Wednesday, June 19, 2013

Health

Risky Business

Teens are having more sex--and getting more diseases. But is telling them to wait the answer?

By Anna Mulrine
Posted 5/19/02

Kate, Lara, and Lynn place their orders at a Princeton, N.J., pizza parlor (plain slices, Diet Cokes all around), share a tiny pot of strawberry lip balm, and settle in for an afternoon chat.

"Now that we've had sex, my boyfriend says I'm being a tease if I'm too tired and just want to kiss," says Kate, a pert blond in a hooded Abercrombie sweatshirt.

"Yessss!" they all chime in. "I was just having that exact conversation with my boyfriend. Once you have sex, every time you hook up, you have sex," adds Lara, who also wonders whether "it's normal, the way he talks to me. He does have a temper and stuff."

These are high school sophomores, 15 years old.

Oral sex? "When I was younger"--a fifth grader, Kate clarifies--"it was kind of a slutty thing to do. But now, it's like everyone's at least having oral sex," she says. Having taken the morning-after pill twice, Kate is the expert among her girlfriends. "Freshmen might wait up to a year, sophomores wait, at most, a couple of months."

"It's like an added base," explains Lara. (All three girls asked that their names be changed.)

"Like shortstop or something," says Lynn, who is a virgin. She seeks out her housekeeper to talk about sex because "I asked both of my parents, and they wouldn't answer my questions."

And yet, these are questions that are becoming ever more urgent. Kids from all walks of life are having sex at younger and younger ages--nearly 1 in 10 reports losing his or her virginity before the age of 13, a 15 percent increase since 1997, according to the Centers for Disease Control and Prevention.

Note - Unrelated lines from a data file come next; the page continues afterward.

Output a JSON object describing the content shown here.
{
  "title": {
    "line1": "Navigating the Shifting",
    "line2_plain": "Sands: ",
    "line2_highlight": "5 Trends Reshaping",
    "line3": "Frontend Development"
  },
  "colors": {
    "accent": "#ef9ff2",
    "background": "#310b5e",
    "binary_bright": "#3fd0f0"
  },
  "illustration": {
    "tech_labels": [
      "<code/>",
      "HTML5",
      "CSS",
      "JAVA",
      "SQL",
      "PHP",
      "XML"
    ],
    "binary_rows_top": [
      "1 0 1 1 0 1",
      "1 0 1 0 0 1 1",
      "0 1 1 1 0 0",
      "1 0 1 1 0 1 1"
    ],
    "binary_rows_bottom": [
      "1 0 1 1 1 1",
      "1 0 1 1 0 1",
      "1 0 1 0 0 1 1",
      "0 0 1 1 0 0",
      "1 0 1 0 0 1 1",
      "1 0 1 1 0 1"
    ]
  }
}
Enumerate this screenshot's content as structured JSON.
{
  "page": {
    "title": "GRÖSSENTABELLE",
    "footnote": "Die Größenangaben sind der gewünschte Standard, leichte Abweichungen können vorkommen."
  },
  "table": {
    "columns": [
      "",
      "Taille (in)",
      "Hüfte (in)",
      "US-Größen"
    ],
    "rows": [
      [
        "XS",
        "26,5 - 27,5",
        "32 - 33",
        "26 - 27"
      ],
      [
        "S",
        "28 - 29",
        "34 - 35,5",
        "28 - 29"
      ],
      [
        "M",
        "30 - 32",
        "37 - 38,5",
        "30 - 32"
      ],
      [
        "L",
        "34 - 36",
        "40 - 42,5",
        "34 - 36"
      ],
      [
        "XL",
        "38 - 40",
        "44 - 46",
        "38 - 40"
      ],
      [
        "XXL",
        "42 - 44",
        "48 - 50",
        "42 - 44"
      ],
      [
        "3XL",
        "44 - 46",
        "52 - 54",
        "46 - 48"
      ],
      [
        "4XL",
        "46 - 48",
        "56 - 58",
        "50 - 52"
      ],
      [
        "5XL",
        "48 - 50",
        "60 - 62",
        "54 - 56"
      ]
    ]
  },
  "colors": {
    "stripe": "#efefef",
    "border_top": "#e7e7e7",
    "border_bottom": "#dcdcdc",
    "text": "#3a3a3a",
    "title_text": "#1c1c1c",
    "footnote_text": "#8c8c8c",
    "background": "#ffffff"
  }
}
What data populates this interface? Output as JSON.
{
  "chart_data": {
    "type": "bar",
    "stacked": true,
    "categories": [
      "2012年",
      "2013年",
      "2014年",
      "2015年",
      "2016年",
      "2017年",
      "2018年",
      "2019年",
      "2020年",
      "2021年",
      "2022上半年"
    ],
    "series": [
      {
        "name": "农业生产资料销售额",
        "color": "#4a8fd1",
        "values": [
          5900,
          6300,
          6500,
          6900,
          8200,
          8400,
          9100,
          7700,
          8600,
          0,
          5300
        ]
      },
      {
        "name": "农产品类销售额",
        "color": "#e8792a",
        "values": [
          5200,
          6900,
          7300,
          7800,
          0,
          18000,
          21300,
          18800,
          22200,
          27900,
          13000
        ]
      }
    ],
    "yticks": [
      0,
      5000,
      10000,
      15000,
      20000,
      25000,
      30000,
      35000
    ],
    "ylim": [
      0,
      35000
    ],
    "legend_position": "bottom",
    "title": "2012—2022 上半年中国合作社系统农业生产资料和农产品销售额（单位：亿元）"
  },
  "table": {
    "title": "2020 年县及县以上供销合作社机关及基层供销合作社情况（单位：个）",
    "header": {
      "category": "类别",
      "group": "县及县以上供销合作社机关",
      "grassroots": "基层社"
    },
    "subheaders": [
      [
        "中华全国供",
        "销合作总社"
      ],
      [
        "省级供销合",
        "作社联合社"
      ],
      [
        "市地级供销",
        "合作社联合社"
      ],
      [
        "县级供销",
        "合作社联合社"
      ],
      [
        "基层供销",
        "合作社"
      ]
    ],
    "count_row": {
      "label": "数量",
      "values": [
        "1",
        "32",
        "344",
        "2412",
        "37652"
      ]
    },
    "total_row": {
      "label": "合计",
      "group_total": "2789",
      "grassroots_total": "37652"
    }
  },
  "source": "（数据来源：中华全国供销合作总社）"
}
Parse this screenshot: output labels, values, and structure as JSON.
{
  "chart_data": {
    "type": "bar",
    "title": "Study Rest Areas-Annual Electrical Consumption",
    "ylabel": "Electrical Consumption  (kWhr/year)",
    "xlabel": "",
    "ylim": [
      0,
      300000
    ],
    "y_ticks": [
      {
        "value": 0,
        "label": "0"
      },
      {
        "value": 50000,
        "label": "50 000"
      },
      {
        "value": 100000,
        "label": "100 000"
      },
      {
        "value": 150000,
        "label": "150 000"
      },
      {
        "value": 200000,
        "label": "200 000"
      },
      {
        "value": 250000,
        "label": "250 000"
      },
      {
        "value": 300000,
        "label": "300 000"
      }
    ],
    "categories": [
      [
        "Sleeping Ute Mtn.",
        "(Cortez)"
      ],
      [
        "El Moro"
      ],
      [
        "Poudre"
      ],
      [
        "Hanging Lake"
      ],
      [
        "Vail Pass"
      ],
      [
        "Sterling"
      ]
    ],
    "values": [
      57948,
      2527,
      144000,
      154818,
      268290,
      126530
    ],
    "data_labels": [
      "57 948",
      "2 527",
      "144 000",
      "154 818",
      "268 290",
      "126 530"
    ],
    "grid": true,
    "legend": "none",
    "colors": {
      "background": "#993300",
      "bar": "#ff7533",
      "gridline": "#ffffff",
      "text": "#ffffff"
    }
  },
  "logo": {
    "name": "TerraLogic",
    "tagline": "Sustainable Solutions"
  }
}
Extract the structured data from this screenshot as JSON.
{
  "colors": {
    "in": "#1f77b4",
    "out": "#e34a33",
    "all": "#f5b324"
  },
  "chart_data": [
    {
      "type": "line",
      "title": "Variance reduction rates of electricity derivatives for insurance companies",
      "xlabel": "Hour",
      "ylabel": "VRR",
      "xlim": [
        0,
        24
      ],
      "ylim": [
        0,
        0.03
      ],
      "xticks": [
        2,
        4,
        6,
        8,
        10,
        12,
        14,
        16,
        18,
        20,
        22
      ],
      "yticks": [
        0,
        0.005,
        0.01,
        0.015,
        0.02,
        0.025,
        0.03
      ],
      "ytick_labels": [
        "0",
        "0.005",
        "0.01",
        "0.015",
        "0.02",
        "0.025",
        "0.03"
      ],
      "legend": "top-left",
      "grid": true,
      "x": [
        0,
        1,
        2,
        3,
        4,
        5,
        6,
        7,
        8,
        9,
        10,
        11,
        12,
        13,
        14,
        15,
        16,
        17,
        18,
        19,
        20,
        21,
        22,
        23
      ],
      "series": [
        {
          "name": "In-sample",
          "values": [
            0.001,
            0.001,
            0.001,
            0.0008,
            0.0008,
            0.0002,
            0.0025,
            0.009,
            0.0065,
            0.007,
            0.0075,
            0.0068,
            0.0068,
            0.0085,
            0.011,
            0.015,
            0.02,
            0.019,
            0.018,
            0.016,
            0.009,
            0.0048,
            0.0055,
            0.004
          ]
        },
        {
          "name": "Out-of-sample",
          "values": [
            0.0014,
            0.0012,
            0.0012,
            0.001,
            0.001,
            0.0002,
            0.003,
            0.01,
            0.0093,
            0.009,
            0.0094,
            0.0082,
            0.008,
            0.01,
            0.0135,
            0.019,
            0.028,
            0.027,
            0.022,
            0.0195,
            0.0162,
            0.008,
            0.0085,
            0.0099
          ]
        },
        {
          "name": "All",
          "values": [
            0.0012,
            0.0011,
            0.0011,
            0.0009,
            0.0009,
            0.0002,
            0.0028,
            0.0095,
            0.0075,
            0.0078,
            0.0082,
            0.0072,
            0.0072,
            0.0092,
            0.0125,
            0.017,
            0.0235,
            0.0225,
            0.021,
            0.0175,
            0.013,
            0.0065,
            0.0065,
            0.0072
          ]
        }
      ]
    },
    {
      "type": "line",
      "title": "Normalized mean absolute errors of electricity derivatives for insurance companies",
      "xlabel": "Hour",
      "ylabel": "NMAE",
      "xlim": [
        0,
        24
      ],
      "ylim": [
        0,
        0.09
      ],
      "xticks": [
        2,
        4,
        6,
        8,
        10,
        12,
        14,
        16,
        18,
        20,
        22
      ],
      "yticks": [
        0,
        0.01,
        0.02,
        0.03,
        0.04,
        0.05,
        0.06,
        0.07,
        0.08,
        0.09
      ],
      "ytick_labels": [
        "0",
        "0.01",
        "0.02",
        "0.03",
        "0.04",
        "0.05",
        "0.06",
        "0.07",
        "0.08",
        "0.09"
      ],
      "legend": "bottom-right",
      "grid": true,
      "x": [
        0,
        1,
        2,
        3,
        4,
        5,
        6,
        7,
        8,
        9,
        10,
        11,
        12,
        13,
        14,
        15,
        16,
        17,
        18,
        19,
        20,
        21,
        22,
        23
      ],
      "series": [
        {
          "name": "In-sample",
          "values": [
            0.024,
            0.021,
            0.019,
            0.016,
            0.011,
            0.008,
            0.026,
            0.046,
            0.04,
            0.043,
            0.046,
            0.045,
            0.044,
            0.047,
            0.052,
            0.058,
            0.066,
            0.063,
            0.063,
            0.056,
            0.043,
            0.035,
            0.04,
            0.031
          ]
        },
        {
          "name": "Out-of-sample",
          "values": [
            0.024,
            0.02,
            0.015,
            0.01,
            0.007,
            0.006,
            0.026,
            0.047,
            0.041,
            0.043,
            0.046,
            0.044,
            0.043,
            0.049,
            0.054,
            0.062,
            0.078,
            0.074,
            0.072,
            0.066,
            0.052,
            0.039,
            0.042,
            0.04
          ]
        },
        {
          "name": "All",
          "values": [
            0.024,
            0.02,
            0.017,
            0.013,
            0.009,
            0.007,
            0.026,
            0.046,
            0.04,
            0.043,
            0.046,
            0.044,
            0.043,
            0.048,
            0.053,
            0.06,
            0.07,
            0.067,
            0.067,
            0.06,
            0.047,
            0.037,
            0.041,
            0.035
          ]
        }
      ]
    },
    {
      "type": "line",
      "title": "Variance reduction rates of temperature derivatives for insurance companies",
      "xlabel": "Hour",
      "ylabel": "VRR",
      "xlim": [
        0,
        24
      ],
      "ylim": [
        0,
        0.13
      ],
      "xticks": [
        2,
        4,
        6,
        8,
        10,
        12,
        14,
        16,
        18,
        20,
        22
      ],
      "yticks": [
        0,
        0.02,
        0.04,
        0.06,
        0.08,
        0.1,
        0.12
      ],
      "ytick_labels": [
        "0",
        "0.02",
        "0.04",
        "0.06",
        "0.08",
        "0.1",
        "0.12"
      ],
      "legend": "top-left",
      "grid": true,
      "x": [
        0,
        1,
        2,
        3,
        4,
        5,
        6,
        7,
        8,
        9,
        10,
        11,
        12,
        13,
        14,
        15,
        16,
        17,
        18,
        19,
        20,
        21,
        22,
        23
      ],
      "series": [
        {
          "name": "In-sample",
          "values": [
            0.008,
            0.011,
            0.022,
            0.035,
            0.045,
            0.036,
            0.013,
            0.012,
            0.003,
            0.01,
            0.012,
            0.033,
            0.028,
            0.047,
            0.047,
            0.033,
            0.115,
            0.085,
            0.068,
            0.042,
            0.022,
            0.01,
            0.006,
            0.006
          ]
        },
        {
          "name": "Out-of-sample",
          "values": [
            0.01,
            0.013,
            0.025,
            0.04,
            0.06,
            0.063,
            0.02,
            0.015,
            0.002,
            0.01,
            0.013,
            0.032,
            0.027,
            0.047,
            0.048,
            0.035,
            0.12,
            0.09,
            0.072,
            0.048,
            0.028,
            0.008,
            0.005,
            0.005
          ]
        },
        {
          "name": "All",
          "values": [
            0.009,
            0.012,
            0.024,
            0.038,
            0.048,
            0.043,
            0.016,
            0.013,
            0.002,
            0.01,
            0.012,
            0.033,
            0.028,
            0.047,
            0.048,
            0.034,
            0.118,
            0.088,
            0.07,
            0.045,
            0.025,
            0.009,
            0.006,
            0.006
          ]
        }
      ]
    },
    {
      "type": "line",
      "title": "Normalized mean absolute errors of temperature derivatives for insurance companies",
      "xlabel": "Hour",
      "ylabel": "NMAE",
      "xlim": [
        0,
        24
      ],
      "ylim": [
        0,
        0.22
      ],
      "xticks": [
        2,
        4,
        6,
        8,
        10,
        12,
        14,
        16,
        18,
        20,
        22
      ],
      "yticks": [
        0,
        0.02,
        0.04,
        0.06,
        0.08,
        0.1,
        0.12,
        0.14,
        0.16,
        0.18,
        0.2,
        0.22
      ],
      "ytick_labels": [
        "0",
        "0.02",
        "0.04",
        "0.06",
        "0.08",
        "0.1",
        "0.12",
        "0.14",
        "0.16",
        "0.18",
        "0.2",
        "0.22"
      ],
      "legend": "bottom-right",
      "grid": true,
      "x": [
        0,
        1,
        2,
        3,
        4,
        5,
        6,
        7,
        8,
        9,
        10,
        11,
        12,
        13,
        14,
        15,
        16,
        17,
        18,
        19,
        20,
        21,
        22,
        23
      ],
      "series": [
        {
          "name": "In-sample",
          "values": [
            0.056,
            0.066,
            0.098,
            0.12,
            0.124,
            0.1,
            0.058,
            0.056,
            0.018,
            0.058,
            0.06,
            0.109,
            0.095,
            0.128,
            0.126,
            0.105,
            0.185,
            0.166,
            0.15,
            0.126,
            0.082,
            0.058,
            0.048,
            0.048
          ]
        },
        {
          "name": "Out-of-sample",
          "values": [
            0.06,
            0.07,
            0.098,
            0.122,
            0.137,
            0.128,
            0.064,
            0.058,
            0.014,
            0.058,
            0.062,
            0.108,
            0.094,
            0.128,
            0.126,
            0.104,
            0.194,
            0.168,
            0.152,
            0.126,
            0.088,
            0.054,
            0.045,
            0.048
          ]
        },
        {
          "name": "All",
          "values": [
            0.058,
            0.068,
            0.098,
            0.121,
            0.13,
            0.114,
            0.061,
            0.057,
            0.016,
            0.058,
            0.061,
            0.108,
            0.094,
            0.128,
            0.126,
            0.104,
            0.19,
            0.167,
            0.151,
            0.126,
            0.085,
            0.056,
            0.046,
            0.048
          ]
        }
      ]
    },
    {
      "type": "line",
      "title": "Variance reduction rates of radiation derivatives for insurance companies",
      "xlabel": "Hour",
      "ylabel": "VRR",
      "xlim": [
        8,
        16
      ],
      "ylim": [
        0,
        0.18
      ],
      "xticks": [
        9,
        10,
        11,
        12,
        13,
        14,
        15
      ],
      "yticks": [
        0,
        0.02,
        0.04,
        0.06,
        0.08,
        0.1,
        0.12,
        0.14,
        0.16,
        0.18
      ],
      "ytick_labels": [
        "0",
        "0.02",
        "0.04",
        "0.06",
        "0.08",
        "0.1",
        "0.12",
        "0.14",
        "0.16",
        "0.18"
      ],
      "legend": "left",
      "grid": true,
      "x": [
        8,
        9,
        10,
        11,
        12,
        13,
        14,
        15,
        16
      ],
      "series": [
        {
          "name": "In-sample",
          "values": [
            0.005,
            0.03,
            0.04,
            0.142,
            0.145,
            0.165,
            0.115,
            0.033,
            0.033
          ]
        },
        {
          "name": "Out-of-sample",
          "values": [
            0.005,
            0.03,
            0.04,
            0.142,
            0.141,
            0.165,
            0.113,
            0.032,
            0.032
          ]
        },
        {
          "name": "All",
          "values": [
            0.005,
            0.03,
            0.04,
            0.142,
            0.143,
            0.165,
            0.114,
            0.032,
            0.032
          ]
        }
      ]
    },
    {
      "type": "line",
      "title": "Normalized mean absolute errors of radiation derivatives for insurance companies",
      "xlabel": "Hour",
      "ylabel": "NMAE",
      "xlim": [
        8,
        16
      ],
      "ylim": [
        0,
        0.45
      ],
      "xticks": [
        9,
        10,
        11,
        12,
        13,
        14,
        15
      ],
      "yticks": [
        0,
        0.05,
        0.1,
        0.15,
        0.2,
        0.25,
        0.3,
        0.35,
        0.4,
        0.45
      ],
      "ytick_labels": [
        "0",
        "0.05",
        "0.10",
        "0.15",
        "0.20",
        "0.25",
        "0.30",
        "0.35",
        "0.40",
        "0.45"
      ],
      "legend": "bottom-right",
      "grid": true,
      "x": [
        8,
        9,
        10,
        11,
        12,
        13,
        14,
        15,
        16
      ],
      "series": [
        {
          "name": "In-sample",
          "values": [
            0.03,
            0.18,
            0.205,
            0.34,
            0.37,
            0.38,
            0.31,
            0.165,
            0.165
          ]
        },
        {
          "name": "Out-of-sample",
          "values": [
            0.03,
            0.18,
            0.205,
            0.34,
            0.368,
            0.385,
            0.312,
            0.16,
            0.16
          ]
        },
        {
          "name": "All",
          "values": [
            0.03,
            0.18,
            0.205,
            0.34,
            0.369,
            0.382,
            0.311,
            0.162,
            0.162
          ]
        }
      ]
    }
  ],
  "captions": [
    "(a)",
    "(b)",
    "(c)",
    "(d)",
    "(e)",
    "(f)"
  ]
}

Some 16 percent of high school sophomores have had four or more sexual partners. One in four sexually active teens will contract a sexually transmitted disease, or STD, according to the Alan Guttmacher Institute. And despite a solid 20 percent decrease in the teen birthrate between 1991 and 1999, 20 percent of sexually active girls 15 to 19 get pregnant each year, according to the Henry J. Kaiser Family Foundation.

So what can be done to stem the tide? The Bush administration is putting its hopes in an initiative that provides for hefty increases in funds for community-based sex ed programs that teach only abstinence. The proposal would bolster past abstinence-only allocations by 33 percent while nearly doubling funds for the most restrictive of the programs. Among the requirements: that teens be told "sexual activity outside of the context of marriage is likely to have harmful psychological and physical effects" and that contraceptives not be discussed at all, except to highlight their failure rates.

The debate is likely to be intense, not only because of the money involved ($135 million next year alone) but also because the White House is driving home a controversial message: Don't teach kids how to have sex. Teach them how not to have sex until they're married. Health organizations such as the American Academy of Pediatrics and the American Medical Association, as well as some moderate Republicans and Democrats, counter that there's no proof that these abstinence-only programs work. Instead, they back sex education that teaches both abstinence and the use of contraceptives.